A prática é comum no Brasil: desde a década de 70, a legislação federal isenta de tributação de renda essas subvenções a empresas que investem no país. Governadores utilizaram muito do artifício para atrair empresas que, apesar não pagarem o imposto, levam investimentos, empregos e aquecem a economia da região.

Em maio deste ano, durante a apresentação do arcabouço fiscal, o Ministério da Fazenda indicou necessitar de um incremento de receitas da ordem de R$ 110 a R$ 150 bilhões. Parte relevante desse montante, cerca de R$ 90 bilhões, viria da tributação dessas subvenções de ICMS.

Dando continuidade ao plano, o governo editou, no fim de agosto, a Medida Provisória 1.185/23 (MP 1185).
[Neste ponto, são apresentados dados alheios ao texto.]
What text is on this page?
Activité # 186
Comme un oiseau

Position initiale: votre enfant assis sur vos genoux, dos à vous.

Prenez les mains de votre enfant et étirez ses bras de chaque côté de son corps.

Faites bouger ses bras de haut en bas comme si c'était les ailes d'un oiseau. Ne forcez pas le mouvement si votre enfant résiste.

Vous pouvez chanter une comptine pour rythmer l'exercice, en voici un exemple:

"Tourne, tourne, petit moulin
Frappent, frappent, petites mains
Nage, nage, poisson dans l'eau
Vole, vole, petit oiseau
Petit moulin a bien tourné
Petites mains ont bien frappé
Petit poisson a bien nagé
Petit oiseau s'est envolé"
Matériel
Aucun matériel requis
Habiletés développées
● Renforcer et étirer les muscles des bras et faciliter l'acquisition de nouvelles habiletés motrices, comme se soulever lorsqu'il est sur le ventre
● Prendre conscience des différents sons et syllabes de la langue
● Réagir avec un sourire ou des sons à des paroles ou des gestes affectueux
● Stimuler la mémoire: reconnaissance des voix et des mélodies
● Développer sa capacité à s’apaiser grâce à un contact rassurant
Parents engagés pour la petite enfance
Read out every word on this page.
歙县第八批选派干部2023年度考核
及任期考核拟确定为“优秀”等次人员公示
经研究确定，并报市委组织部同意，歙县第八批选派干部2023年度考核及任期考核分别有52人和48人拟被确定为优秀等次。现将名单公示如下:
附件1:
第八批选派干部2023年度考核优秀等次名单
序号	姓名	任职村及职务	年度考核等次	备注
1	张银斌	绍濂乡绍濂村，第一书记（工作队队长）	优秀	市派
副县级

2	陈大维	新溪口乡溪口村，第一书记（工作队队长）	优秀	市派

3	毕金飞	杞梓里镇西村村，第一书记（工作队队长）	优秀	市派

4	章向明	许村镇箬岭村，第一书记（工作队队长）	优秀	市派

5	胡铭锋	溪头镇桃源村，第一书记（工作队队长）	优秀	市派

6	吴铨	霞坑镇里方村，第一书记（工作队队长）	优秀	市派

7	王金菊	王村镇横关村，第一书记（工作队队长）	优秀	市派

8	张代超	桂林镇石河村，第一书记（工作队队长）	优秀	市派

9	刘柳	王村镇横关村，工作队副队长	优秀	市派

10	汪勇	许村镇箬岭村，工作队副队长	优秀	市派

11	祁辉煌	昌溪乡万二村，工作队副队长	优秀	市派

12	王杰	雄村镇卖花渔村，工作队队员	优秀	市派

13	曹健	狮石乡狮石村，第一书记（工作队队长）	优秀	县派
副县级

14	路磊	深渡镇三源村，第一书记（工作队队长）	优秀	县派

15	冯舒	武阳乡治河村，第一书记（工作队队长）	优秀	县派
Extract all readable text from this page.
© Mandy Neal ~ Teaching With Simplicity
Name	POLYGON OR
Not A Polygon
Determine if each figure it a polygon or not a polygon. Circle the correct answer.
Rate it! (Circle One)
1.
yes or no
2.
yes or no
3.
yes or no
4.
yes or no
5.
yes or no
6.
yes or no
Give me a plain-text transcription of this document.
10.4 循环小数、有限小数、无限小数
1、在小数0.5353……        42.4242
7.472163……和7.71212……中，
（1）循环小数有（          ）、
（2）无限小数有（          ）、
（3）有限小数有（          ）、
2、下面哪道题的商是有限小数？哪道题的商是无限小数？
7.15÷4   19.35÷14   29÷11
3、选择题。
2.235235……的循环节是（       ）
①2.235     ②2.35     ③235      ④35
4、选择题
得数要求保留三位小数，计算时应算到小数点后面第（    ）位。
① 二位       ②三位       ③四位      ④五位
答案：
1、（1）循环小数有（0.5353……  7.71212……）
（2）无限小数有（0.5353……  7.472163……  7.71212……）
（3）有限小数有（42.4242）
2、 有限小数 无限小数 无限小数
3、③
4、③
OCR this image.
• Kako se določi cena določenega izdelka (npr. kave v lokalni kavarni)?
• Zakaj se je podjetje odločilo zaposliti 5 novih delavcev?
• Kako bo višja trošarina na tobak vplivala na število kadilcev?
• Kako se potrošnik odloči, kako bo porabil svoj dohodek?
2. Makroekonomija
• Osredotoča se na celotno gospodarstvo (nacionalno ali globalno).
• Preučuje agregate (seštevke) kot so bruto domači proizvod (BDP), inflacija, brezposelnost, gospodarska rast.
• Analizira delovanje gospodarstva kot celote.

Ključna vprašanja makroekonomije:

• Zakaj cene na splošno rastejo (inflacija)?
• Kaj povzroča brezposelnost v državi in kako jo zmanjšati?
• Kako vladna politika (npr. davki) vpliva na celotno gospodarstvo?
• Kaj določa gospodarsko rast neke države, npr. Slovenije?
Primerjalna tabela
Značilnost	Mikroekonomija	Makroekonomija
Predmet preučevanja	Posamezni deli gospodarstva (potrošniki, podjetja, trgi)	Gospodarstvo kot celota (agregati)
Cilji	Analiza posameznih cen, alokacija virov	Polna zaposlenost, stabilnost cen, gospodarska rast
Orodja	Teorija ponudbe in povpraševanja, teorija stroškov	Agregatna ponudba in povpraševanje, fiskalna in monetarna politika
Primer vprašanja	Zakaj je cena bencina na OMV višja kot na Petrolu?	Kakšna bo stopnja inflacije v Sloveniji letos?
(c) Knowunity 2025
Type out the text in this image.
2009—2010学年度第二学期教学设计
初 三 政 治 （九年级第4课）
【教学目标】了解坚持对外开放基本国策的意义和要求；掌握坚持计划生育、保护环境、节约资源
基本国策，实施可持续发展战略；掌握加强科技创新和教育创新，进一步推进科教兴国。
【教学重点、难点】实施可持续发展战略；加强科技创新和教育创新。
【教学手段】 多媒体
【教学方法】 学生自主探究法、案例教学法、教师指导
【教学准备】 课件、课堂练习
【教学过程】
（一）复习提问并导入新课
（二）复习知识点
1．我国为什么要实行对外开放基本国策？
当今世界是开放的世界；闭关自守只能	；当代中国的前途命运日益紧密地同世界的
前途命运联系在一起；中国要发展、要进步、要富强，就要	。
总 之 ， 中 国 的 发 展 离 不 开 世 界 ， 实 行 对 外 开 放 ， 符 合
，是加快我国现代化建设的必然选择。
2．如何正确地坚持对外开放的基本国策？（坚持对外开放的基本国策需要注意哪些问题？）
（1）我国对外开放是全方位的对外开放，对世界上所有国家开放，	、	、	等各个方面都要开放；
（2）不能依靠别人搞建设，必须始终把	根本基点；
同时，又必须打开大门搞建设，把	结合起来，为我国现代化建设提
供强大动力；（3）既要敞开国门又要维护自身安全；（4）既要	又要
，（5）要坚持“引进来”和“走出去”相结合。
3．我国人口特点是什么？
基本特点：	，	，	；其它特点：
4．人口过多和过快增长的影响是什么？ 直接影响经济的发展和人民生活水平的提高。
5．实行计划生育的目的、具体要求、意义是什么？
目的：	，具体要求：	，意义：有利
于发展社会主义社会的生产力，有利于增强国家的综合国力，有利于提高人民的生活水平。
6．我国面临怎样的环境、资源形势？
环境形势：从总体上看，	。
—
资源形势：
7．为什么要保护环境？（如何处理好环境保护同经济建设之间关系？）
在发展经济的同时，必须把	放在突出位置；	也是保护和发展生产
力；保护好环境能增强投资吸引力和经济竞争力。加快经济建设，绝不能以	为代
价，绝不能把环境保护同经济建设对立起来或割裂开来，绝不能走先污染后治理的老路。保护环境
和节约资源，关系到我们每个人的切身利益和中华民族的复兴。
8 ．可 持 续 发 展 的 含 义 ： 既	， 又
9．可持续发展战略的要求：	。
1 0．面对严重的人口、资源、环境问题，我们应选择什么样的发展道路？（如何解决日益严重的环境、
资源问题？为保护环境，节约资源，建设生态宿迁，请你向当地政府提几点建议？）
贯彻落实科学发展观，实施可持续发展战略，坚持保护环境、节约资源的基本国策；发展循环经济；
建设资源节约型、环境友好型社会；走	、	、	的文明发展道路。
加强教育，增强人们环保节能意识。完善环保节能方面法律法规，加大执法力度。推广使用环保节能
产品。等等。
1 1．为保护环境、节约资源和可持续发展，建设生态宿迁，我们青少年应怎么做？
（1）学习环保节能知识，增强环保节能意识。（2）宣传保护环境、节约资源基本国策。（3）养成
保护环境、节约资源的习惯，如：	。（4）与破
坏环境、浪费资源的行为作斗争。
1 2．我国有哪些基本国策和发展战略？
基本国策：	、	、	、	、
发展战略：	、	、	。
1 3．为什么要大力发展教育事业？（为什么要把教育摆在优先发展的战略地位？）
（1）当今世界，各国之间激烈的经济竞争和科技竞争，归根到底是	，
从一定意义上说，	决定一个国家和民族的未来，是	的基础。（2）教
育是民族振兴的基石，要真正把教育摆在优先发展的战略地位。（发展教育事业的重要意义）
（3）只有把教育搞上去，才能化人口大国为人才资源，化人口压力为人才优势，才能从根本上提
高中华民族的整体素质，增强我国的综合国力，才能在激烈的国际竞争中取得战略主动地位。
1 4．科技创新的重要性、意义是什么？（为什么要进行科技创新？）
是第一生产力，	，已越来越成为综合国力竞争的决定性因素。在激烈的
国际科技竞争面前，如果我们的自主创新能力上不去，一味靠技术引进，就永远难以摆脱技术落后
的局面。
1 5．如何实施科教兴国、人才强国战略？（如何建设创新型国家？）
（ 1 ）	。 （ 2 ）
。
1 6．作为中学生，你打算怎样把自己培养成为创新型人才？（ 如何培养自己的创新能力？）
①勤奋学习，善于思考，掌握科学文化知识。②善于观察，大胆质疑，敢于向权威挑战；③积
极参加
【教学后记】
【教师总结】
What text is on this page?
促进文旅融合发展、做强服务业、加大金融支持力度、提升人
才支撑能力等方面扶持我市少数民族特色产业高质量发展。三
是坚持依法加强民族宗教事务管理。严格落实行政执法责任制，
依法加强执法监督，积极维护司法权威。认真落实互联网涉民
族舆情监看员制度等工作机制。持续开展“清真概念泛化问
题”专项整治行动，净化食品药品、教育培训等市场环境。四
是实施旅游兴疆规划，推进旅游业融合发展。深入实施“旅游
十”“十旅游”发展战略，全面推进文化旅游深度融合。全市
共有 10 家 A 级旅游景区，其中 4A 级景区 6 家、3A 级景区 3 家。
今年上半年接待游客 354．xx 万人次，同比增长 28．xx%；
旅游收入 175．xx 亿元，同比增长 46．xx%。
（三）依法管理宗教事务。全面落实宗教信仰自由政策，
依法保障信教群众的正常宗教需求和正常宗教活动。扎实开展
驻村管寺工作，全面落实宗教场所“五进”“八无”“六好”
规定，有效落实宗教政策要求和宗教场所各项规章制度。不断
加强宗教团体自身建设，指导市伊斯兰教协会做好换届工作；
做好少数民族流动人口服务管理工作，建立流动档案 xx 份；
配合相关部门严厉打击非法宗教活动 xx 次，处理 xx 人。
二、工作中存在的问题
Apesar de ter efeito imediato, precisa ser validada pelo Congresso Nacional antes de expirar – ou seja, precisa ser votada até o fim deste ano.

Para valer para a partir de 1º de janeiro de 2024, a conversão em lei deve ocorrer em 2023. Se a conversão só ocorrer em 2024, pode haver discussão sobre o início do efeito das novas regras, pois qualquer alteração que implique aumento de tributos precisa ser aprovada no ano anterior para IRPJ e tem que respeitar a anterioridade de 3 meses para CSLL.

MP 1.185: na prática

Na prática, a Medida aumenta a carga tributária das empresas e, por consequência, da população.

Para o advogado tributarista Arthur Barreto, sócio do escritório Donelli, Abreu Sodré e Nicolai Advogados, a MP 1.185 vai ter impacto nos investimentos porque muda completamente a forma de tributar as subvenções, alterando a premissa, como regra geral.

“Todo incentivo fiscal será tratado como receita e a empresa deverá pagar os impostos (federais) devidos. No caso do IRPJ, as empresas poderão reaver, no futuro, o valor pago em forma de crédito fiscal, mas só após comprovar os investimentos realizados”, completou.

Ou seja, pela regra anterior, a empresa que recebia o incentivo fiscal excluía esse incentivo de sua receita e calculava os impostos a partir daquele valor. Com a nova MP do governo federal, cada empresa deverá calcular o valor da subvenção e adicionar no balanço como se fosse parte do faturamento e, aí sim, fazer o novo cálculo. A mordida fica bem maior.

Restringe investimentos

A MP traz novos e mais restritivos requisitos para que uma subvenção seja concedida, o que pode ser entendido como uma barreira a mais para o empresário planejar uma expansão ou mesmo projetar a implantação de sua empresa no país.

Segundo a advogada Ana Lucia Marra, sócia da área de Tributos Diretos e Tributação Internacional do Machado Associados, a MP traz uma grande mudança para o quadro tributário atual.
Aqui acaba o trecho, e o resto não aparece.